Cette actualisation devrait réduire l'écart de taxation entre le
gazole et le super carburant sans plomb, afin d'aligner en sept ans
l'écart français sur l'écart communautaire moyen (soit une
augmentation de 7 centimes par litre pendant 7 ans).
L'augmentation des prix à la pompe pour les particuliers devrait
être inférieure à 9 centimes par litre (soit
finalement un prix inférieur à celui du début de
l'année 1998 : 4,10 F contre 4,73 F).
Enfin pour ne pas pénaliser le transport routier français, il est
proposé d'accorder aux professionnels concernés un remboursement
partiel de la taxe intérieure de consommation sur le gazole, égal
à la différence entre le niveau indexé de la taxe sur le
gazole en 1998 et le tarif de la taxe intérieure sur le gazole
applicable, et limité à 40 000 litres de gazole par
an.
b) La reconduction des régimes d'amortissement exceptionnel de biens destinés à protéger l'environnement
Les
régimes d'amortissement exceptionnel sur douze mois de biens
destinés à économiser l'énergie ou à lutter
contre certaines pollutions
viennent à échéance le
31 décembre 1998. Ces régimes concernent les biens
destinés à économiser l'énergie, lutter contre les
nuisances sonores, la pollution industrielle des eaux, de l'air ou la pollution
d'origine agricole.
L'article 69 du projet de loi de finances pour 1999 propose leur reconduction
pour une durée de quatre ans (jusqu'au 31 décembre 2002). De
plus, afin de simplifier la législation, l'agrément prévu
pour les biens destinés à économiser l'énergie et
ceux destinés à lutter contre les nuisances sonores serait
supprimé (pour les acquisitions réalisées après le
31 décembre 1998).
Un amortissement exceptionnel sur douze mois est également
prévu pour les véhicules et matériels fonctionnant
à l'électricité, au GPL et au GNV,
pour les
accumulateurs permettant à ces véhicules de fonctionner, et pour
les cyclomoteurs, acquis à l'état neuf à compter du
1er janvier 1997, et fonctionnant exclusivement au moyen de
l'énergie électrique.
Ce régime d'amortissement exceptionnel expire le
31 décembre 1999. Il est prévu à l'article 31 du
projet de loi de finances pour 1999 de le proroger jusqu'au 31 décembre
2003 et de l'étendre à tous les véhicules fonctionnant en
bicarburation et aux accumulateurs nécessaires à leur
fonctionnement.
c) La diminution de la TVA sur le traitement des déchets
La loi du 13 juillet 1992 prévoit la suppression
quasi totale des décharges à ciel ouvert au 30 juin 2002.
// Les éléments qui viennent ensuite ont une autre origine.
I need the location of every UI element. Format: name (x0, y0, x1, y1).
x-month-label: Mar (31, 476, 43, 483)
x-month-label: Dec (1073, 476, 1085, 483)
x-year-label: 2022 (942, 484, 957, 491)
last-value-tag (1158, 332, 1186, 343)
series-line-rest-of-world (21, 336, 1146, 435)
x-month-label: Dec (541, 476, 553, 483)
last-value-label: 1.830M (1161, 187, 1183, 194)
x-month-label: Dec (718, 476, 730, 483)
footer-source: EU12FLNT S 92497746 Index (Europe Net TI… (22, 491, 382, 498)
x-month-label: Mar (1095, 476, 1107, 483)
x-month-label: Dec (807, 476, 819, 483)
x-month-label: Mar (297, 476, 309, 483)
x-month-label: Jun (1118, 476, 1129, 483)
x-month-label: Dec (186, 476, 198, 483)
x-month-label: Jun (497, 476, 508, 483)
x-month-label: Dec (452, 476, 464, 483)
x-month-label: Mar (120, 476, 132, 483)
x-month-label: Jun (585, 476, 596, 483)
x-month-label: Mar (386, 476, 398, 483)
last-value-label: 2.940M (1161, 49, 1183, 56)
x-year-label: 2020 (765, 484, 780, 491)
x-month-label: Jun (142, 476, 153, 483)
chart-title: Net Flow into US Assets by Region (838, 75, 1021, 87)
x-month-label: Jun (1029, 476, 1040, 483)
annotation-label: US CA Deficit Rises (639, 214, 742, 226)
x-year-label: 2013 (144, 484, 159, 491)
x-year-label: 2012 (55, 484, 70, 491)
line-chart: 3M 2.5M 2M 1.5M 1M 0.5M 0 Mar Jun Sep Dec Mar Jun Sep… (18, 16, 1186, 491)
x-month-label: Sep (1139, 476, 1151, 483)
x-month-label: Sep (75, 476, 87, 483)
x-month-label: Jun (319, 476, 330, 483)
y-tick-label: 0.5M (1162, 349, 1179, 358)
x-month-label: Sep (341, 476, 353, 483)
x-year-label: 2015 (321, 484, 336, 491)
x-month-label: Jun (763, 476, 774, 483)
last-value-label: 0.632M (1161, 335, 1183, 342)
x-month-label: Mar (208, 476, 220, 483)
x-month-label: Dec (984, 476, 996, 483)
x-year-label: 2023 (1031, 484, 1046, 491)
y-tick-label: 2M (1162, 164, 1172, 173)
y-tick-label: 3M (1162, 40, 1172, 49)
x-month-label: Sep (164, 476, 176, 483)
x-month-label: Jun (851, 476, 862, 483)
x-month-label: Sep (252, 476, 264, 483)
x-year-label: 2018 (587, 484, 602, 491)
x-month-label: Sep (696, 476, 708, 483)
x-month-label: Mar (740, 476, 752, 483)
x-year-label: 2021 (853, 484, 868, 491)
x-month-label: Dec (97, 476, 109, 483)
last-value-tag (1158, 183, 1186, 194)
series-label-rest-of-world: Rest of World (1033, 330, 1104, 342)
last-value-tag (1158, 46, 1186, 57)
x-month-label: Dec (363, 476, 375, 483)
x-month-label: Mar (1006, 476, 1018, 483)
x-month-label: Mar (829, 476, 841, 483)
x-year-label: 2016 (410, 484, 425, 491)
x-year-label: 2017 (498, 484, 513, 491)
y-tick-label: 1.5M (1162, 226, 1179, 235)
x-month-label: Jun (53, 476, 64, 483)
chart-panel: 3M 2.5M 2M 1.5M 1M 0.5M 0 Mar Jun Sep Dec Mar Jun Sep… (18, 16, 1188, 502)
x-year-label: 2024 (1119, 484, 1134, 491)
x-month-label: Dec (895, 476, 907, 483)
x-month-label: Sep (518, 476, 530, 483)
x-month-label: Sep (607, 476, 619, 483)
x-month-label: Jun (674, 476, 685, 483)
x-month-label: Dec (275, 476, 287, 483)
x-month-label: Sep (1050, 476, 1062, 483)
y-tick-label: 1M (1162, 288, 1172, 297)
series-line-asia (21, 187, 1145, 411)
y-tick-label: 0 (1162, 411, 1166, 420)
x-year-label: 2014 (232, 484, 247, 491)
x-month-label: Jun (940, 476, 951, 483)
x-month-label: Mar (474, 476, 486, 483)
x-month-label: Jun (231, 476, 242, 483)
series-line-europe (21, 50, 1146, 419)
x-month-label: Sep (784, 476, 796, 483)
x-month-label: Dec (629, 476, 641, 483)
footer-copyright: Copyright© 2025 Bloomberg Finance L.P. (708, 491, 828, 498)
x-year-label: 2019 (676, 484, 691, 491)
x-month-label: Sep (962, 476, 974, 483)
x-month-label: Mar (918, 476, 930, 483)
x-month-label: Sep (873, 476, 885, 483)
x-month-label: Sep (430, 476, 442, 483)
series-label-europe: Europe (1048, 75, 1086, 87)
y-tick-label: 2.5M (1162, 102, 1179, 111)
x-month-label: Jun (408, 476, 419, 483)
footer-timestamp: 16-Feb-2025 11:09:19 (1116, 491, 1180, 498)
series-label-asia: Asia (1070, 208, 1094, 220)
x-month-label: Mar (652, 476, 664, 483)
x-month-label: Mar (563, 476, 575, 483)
Afin d'aider les collectivités locales à financer les
investissements nécessaires à la réalisation de cet
objectif et d'encourager le développement de la collecte et du tri
sélectifs, il est proposé à l'article 21 du projet de loi
de finances pour 1999 de diminuer le taux de TVA applicable à ces
opérations. Ce dernier passerait de
20,6 % à
5,5 %
.
Le coût budgétaire de cette mesure serait de l'ordre de
300 millions de francs.
Elle devrait contribuer à compenser le surcoût lié à
la collecte sélective des déchets ménagers. Mais celui-ci
est très lourd (coût d'une collecte sans tri = 200 à
400 francs la tonne, coût d'une collecte
sélective = 500 à 2 000 francs la tonne). Et
il faut rappeler que dans le même temps la taxe sur les déchets
ménagers progresse de 40 à 60 francs par tonne.